I should probably change the name of my blog to "Infrequent Confessions of a Lazy Wooloholic" since I've been such a terrible blogger lately. It was summer though. I'm allowed to slack off in summer, right? Now that it's September it's time to knuckle down and hit the books, metaphorically speaking. September hasn't felt much different than August to me for awhile now. The only difference is that work gets busier, people come back from their holidays, and I can smell sweater weather coming just around the corner.
I'll be honest with you, I like summer, but frankly I'm pretty tired of it. I like hot weather, but the heat is so much more enjoyable when there's a cooler stretch here and there to break it up. I love wearing sun dresses, but I also love wearing jeans and a sweater. The two days during the last few months when it was actually cool enough to wear jeans and a sweater, I was relieved to be able to cover up a bit, however briefly.

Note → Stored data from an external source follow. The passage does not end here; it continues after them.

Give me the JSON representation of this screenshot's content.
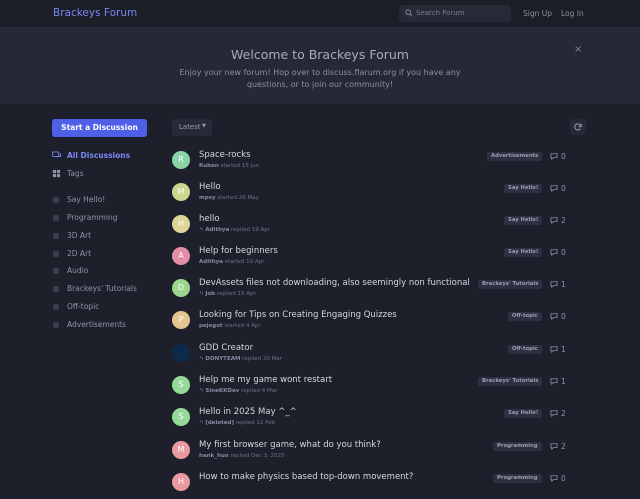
{
  "header": {
    "logo": "Brackeys Forum",
    "search_placeholder": "Search Forum",
    "sign_up": "Sign Up",
    "log_in": "Log In"
  },
  "hero": {
    "title": "Welcome to Brackeys Forum",
    "text": "Enjoy your new forum! Hop over to discuss.flarum.org if you have any questions, or to join our community!",
    "close": "×"
  },
  "sidebar": {
    "start_button": "Start a Discussion",
    "all_discussions": "All Discussions",
    "tags": "Tags",
    "tag_items": [
      "Say Hello!",
      "Programming",
      "3D Art",
      "2D Art",
      "Audio",
      "Brackeys' Tutorials",
      "Off-topic",
      "Advertisements"
    ]
  },
  "toolbar": {
    "sort": "Latest",
    "refresh_icon": "refresh-icon"
  },
  "colors": {
    "accent": "#4f5fe8",
    "link": "#7c88f7",
    "background": "#1d1f2a"
  },
  "discussions": [
    {
      "initial": "R",
      "color": "#8ad5a7",
      "title": "Space-rocks",
      "reply_icon": false,
      "user": "Ruben",
      "action": "started",
      "time": "15 Jun",
      "tag": "Advertisements",
      "count": "0"
    },
    {
      "initial": "M",
      "color": "#c9d88a",
      "title": "Hello",
      "reply_icon": false,
      "user": "mpsy",
      "action": "started",
      "time": "20 May",
      "tag": "Say Hello!",
      "count": "0"
    },
    {
      "initial": "H",
      "color": "#dcd597",
      "title": "hello",
      "reply_icon": true,
      "user": "Adithya",
      "action": "replied",
      "time": "19 Apr",
      "tag": "Say Hello!",
      "count": "2"
    },
    {
      "initial": "A",
      "color": "#e38ea7",
      "title": "Help for beginners",
      "reply_icon": false,
      "user": "Adithya",
      "action": "started",
      "time": "19 Apr",
      "tag": "Say Hello!",
      "count": "0"
    },
    {
      "initial": "D",
      "color": "#9bd68e",
      "title": "DevAssets files not downloading, also seemingly non functional",
      "reply_icon": true,
      "user": "Job",
      "action": "replied",
      "time": "15 Apr",
      "tag": "Brackeys' Tutorials",
      "count": "1"
    },
    {
      "initial": "P",
      "color": "#e3c58f",
      "title": "Looking for Tips on Creating Engaging Quizzes",
      "reply_icon": false,
      "user": "pejegot",
      "action": "started",
      "time": "4 Apr",
      "tag": "Off-topic",
      "count": "0"
    },
    {
      "initial": "",
      "color": "#0e2a4a",
      "title": "GDD Creator",
      "reply_icon": true,
      "user": "DONYTEAM",
      "action": "replied",
      "time": "20 Mar",
      "tag": "Off-topic",
      "count": "1"
    },
    {
      "initial": "S",
      "color": "#94d99a",
      "title": "Help me my game wont restart",
      "reply_icon": true,
      "user": "SineKKDev",
      "action": "replied",
      "time": "4 Mar",
      "tag": "Brackeys' Tutorials",
      "count": "1"
    },
    {
      "initial": "S",
      "color": "#94d99a",
      "title": "Hello in 2025 May ^_^",
      "reply_icon": true,
      "user": "[deleted]",
      "action": "replied",
      "time": "12 Feb",
      "tag": "Say Hello!",
      "count": "2"
    },
    {
      "initial": "M",
      "color": "#e89aa0",
      "title": "My first browser game, what do you think?",
      "reply_icon": false,
      "user": "hank_hun",
      "action": "replied",
      "time": "Dec 3, 2025",
      "tag": "Programming",
      "count": "2"
    },
    {
      "initial": "H",
      "color": "#e89aa0",
      "title": "How to make physics based top-down movement?",
      "reply_icon": false,
      "user": "",
      "action": "",
      "time": "",
      "tag": "Programming",
      "count": "0"
    }
  ]
}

I started getting excited for sweater weather a month ago already, and to indulge this excitement, when friends of ours had a baby boy at the end of July I decided the perfect present would be a tiny sweater. I'd never made a tiny sweater before but I think they're just adorable. After gushing over dozens of patterns on ravelry I settled on
Little Coffee Bean, which is a free pattern and basically the cutest little sweater ever. I didn't know right away what colours I wanted to make it, but I knew I wanted to do something other than blue, since I don't think that every little boy needs to wear blue. I even toyed with the idea of pink and blue stripes just to confuse people. The yarn called for in the pattern is Berroco Vintage, and my LYS is totally stocked with that kind of yarn so I knew having good colour options wouldn't be an issue.
By the time I got around to buying yarn for it, the baby shower was a week away. I didn't really think I needed to have it done in time for the shower, but the colours were so great that I wound the yarn and cast on almost as soon as I got home from the yarn store. It knit up pretty quickly and two evenings later I had made some good progress.

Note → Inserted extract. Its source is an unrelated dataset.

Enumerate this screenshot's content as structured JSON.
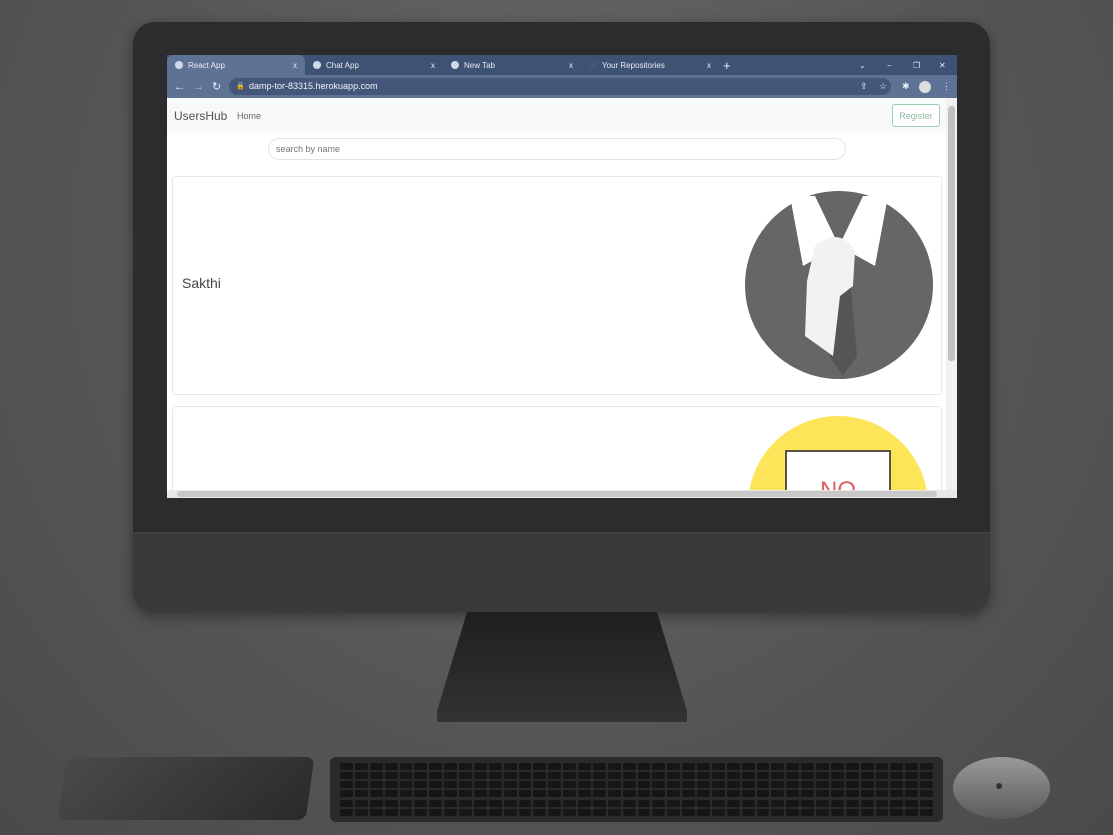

I knit it during my lunches, on the bus rides home from work, and a bit in the evenings, and I managed to finish everything but sewing on the buttons with three days to spare.
I didn't think it was possible for anything to be cuter than this sweater. That is, until I added the buttons.
Totes adorbs. The worst part of it is was having to give it away. I am hoping to get a picture of the baby wearing the sweater, as that may help to ease the pain of separation I am still experiencing, but unfortunately the sweater isn't going to fit him for a few months yet. Why can't babies grow faster?
Then I reminded myself that the Enabler continues to very much live up to his nickname, as he went to Seattle on business and came back with this for me for my birthday (amongst other things but this is all I took a picture of).
That's two skeins of tosh merino light in the steam age colourway. They are well on their way to becoming a
clapotis for me. Well you didn't think that I was going to make one for my mom, and then not make one for myself, did you? I'm hoping to have it finished before the cooler weather starts in earnest. I'll be honest, I like fall and winter more since I became a more avid (obsessive) knitter. A hand knitted scarf/hat/pair of mittens really helps take the edge off.
Spinning is going pretty well, and I'm getting better at hand-carding fleece into rolags. They're kinda fun to make, and Olivia likes them too.
Really though, they're going to have cat hair in them anyway, might as well embrace it.